Le Livre de Musaqah - Sahih Muslim 1579a
Cette narration de Sahih Muslim démontre l'interdiction complète des intoxicants dans la loi islamique, englobant à la fois la consommation et les transactions commerciales.
Commentaire Savant
La réponse du Prophète "En vérité, Celui qui a interdit sa boisson a également interdit sa vente" établit le principe que tout ce qui est interdit à la consommation est également interdit à la vente, au commerce ou à la facilitation de toute manière commerciale.
L'ignorance initiale du compagnon concernant l'interdiction ne l'exempte pas de la règle une fois qu'elle a été clarifiée, démontrant que la connaissance des commandements divins est obligatoire pour les musulmans.

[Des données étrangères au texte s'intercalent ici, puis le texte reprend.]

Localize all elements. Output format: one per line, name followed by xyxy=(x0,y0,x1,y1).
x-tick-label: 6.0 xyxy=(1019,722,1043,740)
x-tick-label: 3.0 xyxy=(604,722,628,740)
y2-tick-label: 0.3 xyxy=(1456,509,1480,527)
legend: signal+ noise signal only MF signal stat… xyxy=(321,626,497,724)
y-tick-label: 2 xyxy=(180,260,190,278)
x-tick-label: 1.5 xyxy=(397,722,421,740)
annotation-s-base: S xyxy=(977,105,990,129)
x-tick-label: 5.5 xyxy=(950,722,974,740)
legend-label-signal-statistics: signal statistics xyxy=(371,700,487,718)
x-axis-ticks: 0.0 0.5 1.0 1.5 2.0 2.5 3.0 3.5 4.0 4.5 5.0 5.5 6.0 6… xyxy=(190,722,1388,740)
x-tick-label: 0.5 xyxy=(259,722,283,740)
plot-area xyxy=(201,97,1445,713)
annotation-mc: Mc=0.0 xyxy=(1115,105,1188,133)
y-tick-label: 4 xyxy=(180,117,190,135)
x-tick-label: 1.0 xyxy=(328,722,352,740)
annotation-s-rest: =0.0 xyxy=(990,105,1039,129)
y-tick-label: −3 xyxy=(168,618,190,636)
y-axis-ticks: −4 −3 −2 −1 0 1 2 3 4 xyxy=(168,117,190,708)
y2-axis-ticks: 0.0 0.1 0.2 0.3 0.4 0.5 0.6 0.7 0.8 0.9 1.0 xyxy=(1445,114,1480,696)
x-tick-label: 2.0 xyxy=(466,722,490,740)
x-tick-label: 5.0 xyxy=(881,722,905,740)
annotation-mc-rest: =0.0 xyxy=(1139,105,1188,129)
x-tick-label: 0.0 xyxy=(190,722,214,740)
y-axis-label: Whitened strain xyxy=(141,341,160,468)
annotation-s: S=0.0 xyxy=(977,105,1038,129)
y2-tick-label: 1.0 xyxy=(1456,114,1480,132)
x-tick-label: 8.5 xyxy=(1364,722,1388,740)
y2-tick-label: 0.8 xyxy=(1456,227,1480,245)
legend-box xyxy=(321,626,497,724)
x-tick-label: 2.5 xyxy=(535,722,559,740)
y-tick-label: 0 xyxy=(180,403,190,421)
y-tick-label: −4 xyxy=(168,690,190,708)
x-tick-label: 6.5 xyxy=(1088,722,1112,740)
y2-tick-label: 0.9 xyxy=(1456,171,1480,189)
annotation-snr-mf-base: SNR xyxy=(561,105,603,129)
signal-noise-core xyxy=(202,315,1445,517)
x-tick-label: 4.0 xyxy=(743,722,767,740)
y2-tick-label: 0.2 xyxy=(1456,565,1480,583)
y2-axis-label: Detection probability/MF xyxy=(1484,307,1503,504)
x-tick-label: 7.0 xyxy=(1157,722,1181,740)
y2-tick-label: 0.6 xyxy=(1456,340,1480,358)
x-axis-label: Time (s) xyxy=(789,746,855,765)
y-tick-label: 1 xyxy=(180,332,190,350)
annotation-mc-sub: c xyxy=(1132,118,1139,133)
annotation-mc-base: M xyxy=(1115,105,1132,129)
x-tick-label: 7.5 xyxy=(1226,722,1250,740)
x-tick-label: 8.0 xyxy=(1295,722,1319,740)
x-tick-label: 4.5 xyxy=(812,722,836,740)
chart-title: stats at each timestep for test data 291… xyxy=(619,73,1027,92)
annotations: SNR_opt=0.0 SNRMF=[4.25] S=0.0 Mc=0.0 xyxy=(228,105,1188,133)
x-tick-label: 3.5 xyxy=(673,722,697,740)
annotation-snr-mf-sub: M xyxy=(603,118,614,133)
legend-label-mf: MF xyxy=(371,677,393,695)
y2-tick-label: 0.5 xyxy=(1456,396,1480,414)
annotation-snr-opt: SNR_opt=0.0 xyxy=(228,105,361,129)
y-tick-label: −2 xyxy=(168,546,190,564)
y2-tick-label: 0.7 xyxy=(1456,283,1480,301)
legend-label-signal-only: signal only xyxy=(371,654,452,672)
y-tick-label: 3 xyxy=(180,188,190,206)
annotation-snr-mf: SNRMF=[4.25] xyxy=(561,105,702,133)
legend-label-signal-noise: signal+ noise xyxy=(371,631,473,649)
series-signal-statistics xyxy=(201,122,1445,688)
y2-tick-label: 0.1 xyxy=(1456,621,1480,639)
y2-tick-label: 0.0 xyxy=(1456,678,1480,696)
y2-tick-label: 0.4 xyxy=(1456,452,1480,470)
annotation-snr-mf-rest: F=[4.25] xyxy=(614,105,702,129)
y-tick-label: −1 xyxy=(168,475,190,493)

La destruction spontanée du vin en le renversant montre la conformité immédiate attendue lorsqu'une interdiction religieuse est comprise, sans chercher des échappatoires ou des avantages alternatifs de la substance interdite.
Implications Légales
Ce hadith forme la base de l'interdiction de toutes les transactions impliquant des substances haram, y compris la fabrication, la distribution et la vente au détail des intoxicants.
La règle s'étend au-delà du vin à toutes les substances intoxicantes, comme établi par le principe général "tout intoxicant est khamr (vin) et tout khamr est interdit."
Les gains provenant de telles transactions interdites sont considérés comme une richesse impure (mal khabīth) que les musulmans doivent éviter.